The biggest challenge to the deployment of OpenBTS is that all of the world's cellular spectrum is already licensed, most of it to very big companies. These big companies don't have strong motivation to deploy low-cost services in rural areas. First, their actual cost of operation is fairly high in rural areas. Second, even if that cost of operation could be lowered dramatically, it would create a marketing problem. Solving the first problem will only magnify the second.
Suppose you're "Big Cellular" and you run a GSM network in the developing world. It costs you $4-$8 per subscriber per month to operate, costing less in urban areas and more in rural areas. But the people who actually live in rural areas can only afford about $2/month, so you mostly avoid those areas, unless a major road happens to pass through them, carrying your richer urban customers between cities. Government regulators may pressure you to serve the rural areas, but you can always just show them your balance sheets and argue (honestly, even) that you are already giving the broadest service that can reasonably be expected for a profitable network. Everyone's happy -- expect for the rural poor who, will never get telephone service under this model.

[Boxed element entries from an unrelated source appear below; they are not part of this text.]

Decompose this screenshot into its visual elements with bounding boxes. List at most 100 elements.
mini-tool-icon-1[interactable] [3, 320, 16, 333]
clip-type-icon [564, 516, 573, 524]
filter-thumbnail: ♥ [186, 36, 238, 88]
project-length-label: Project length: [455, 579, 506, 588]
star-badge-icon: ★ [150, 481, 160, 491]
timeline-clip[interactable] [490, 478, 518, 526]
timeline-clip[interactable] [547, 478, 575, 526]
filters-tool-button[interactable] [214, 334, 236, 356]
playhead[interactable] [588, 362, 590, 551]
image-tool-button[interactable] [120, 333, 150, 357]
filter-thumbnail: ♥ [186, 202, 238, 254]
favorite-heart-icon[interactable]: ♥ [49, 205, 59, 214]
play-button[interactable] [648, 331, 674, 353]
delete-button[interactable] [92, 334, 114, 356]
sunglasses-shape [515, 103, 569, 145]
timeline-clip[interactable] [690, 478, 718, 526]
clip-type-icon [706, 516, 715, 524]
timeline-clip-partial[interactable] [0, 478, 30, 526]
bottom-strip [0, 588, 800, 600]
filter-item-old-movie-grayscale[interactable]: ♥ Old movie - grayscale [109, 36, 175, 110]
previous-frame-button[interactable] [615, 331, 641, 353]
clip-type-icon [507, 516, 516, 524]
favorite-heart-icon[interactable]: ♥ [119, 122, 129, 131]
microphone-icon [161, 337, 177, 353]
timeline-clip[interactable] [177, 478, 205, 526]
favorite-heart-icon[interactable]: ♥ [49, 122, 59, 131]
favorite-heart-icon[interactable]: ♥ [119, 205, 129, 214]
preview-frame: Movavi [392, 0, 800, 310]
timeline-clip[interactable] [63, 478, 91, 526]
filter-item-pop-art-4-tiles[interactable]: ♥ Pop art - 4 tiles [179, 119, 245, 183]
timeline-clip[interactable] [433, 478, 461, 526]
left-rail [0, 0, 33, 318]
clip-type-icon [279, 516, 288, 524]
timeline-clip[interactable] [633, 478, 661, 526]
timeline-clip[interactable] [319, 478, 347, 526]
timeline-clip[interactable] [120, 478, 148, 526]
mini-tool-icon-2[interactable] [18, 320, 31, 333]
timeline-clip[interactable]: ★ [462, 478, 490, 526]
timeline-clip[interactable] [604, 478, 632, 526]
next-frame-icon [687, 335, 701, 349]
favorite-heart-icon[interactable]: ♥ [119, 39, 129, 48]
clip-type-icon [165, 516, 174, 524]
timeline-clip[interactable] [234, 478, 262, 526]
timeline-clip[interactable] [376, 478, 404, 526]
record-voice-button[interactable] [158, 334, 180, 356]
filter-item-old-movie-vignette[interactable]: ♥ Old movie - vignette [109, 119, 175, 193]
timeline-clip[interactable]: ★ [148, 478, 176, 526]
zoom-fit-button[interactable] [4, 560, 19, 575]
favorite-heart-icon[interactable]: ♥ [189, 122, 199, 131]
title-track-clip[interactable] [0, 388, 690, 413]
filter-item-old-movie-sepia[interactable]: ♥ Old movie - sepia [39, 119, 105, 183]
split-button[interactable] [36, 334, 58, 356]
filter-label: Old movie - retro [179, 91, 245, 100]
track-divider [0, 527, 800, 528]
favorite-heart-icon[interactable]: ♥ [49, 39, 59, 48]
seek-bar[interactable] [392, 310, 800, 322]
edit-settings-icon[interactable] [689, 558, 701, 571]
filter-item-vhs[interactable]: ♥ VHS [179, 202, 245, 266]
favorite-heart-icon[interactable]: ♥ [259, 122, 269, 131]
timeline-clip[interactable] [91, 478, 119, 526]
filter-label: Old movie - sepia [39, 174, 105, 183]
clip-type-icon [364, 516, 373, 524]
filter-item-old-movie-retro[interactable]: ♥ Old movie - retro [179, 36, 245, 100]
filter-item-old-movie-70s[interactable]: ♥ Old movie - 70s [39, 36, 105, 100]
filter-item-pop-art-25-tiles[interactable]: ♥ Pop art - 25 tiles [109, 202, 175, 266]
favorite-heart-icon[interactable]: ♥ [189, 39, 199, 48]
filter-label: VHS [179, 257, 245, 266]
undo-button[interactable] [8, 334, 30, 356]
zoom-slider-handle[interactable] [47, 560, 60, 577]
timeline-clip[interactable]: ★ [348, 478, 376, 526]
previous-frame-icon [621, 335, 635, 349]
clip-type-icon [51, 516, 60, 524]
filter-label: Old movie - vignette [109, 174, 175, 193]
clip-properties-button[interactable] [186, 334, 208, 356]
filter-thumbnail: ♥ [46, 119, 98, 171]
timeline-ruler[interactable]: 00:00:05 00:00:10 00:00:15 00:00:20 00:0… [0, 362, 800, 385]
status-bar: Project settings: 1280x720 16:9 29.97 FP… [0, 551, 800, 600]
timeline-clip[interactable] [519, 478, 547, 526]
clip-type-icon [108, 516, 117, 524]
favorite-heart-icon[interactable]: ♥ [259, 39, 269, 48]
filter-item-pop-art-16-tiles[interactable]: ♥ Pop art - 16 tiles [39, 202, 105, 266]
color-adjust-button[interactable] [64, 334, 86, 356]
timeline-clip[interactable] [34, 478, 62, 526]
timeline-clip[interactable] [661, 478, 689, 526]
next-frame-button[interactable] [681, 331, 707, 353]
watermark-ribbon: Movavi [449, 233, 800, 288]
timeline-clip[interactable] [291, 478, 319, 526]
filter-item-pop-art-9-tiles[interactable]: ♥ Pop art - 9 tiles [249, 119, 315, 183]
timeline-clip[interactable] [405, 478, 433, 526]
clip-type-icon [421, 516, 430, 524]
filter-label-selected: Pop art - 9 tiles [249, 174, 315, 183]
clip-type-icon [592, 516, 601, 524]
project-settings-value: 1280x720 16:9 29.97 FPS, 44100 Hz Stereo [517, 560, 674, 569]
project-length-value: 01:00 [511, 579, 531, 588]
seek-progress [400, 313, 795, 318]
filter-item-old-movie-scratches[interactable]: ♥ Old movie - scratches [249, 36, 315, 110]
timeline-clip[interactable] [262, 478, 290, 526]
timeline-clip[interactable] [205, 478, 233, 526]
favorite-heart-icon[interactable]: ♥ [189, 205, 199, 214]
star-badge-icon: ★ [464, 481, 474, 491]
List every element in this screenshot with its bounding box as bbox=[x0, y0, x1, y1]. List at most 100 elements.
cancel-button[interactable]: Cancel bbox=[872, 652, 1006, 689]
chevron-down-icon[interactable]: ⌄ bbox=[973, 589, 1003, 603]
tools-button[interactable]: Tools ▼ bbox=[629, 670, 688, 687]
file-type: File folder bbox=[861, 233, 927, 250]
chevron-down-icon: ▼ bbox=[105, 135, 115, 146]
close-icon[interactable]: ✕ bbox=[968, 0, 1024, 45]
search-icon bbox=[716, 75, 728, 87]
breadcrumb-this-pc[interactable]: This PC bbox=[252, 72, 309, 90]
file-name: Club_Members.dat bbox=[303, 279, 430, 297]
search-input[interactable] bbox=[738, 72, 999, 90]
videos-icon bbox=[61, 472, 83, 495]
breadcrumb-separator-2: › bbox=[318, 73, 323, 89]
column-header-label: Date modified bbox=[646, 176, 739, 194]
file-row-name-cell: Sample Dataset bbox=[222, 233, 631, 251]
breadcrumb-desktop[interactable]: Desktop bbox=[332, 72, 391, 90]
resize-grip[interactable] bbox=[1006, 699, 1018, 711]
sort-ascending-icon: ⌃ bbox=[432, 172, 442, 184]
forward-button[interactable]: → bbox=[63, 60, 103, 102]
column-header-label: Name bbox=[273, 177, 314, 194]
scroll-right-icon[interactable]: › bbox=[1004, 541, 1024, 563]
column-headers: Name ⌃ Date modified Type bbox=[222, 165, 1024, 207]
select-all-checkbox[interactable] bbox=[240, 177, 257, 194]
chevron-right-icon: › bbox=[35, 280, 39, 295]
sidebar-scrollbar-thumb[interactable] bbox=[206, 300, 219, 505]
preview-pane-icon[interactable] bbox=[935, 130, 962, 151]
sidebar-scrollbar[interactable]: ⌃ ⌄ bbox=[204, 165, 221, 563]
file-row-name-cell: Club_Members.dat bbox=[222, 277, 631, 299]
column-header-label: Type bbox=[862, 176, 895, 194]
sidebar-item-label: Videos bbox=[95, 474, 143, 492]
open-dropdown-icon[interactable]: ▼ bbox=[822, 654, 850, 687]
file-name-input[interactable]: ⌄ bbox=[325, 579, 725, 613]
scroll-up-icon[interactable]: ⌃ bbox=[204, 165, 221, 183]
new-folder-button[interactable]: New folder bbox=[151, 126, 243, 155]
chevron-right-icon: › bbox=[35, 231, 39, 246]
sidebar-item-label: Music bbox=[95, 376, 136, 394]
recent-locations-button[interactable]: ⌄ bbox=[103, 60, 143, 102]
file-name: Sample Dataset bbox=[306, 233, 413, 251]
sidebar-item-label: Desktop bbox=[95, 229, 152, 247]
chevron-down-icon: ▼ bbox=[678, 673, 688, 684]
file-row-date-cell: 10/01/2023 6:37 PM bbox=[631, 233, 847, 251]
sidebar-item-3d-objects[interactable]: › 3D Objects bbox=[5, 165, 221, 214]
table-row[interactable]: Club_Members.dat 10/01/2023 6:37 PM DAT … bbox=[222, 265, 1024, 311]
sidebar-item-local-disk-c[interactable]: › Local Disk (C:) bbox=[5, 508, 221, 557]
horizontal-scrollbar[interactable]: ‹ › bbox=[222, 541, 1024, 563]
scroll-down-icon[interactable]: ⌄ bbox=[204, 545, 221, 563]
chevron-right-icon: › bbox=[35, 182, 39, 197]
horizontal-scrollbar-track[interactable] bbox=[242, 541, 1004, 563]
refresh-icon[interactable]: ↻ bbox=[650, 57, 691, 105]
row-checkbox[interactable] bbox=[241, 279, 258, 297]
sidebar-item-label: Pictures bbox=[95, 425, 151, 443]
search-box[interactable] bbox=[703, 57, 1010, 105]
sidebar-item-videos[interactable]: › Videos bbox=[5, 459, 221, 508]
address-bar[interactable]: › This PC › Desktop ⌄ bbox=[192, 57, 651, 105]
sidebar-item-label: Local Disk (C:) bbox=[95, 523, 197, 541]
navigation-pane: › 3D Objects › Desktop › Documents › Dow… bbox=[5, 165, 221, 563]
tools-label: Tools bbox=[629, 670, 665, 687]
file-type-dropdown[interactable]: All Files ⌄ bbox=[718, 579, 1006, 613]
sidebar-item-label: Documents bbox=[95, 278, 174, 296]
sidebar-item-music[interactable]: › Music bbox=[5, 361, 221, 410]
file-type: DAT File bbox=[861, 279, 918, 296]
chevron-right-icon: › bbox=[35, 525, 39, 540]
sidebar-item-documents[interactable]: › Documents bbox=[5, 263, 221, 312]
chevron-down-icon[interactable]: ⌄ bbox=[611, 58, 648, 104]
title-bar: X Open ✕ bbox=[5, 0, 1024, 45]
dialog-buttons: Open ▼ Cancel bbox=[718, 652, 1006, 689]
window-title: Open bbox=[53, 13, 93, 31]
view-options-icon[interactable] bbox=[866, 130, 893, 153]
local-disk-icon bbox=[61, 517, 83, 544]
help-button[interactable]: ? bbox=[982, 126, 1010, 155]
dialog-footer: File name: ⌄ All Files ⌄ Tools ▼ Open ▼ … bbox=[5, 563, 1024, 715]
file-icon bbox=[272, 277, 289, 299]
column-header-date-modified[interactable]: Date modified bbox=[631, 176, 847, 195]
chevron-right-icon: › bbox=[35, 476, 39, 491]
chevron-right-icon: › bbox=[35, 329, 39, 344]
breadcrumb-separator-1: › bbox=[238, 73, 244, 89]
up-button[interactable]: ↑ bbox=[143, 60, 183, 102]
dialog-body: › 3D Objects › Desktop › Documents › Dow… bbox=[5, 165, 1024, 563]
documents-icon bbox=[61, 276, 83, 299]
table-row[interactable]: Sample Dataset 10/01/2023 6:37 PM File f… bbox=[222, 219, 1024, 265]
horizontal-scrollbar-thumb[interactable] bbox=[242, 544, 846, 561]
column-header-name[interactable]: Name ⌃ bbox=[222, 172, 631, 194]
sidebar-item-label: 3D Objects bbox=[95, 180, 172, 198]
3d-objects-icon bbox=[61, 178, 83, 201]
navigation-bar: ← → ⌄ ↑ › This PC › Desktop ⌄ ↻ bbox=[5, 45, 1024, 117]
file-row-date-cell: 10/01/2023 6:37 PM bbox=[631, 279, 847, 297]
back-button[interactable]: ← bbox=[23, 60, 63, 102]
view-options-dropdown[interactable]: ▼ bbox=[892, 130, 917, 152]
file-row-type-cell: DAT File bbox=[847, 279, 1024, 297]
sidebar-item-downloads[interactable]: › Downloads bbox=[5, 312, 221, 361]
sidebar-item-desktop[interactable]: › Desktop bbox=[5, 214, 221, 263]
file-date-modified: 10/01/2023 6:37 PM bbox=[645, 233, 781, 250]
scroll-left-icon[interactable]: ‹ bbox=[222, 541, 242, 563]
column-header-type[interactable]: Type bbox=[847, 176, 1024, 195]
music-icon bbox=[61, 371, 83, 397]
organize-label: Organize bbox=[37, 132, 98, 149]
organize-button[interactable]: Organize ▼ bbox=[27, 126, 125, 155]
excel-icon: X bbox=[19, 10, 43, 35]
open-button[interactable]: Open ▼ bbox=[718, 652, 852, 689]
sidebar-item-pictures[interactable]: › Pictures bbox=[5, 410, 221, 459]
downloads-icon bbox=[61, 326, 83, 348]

This is all cozy until a disruptive technology makes $2/month rural service a real possibility. If you're Big Cellular, that's not good news. You already have a legacy network that you're still paying for and the new technology is not directly compatible with it. Even if it were compatible, the new technology creates a marketing problem because your urban customers paying $12/month will soon be demanding to know why they can't get $2 service like their country cousins. You can try starting a second brand, but that's very expensive and you fear that your new, cheap brand will simply erode your existing market along the urban-rural edge.
The solution here is to make sure that the new service is not a viable substitute for normal cellular. I'm not saying give the rural poor broken service. I'm saying give them what they really need, which is reliable telephone service at a very low price, which is not the same thing as cellular, even if the "subscriber terminal" was built to be a cellphone.
The purpose of the new network is to provide basic telephone service in rural areas. You don't need full cellular functionality to do that. For example, maybe you don't implement handovers of active calls between cells. Maybe you don't allow your rural subscribers to roam into "real" cellular networks. If you are really cheap, maybe you even bind each SIM to a specific cell site, eliminating all of the mobility management functions. This functionality already has a name: wireless local loop (WLL). You use GSM like you might use DECT or WiFi, but with much larger service areas and much cheaper handsets.
Operating in WLL mode offers several advantages in this scenario. There is the technical advantage of a much simpler core network, although a carrier can still support roaming for conventional cellular subscribers if it chooses. There is the business advantage of no longer being a direct competitor to legacy cellular networks. And depending on what country you are in, there may be regulatory advantages as well.
If you are Big Cellular, this new low-cost WLL is not a particular threat to your existing business. It serves a market you would rather not deal with. Maybe you can open a new subsidiary to operate WLL networks, or, depending on your local regulations, you can lease your fallow rural spectrum to a WLL carrier. The WLL becomes a modest source of profit. Universal service can be someone else's problem while you, Big Cellular, can do what comes naturally: market ever more complex services to the cities and gouge tourists with crazy roaming fees. Everyone is happy again, and maybe this time we can spread it around a bit more.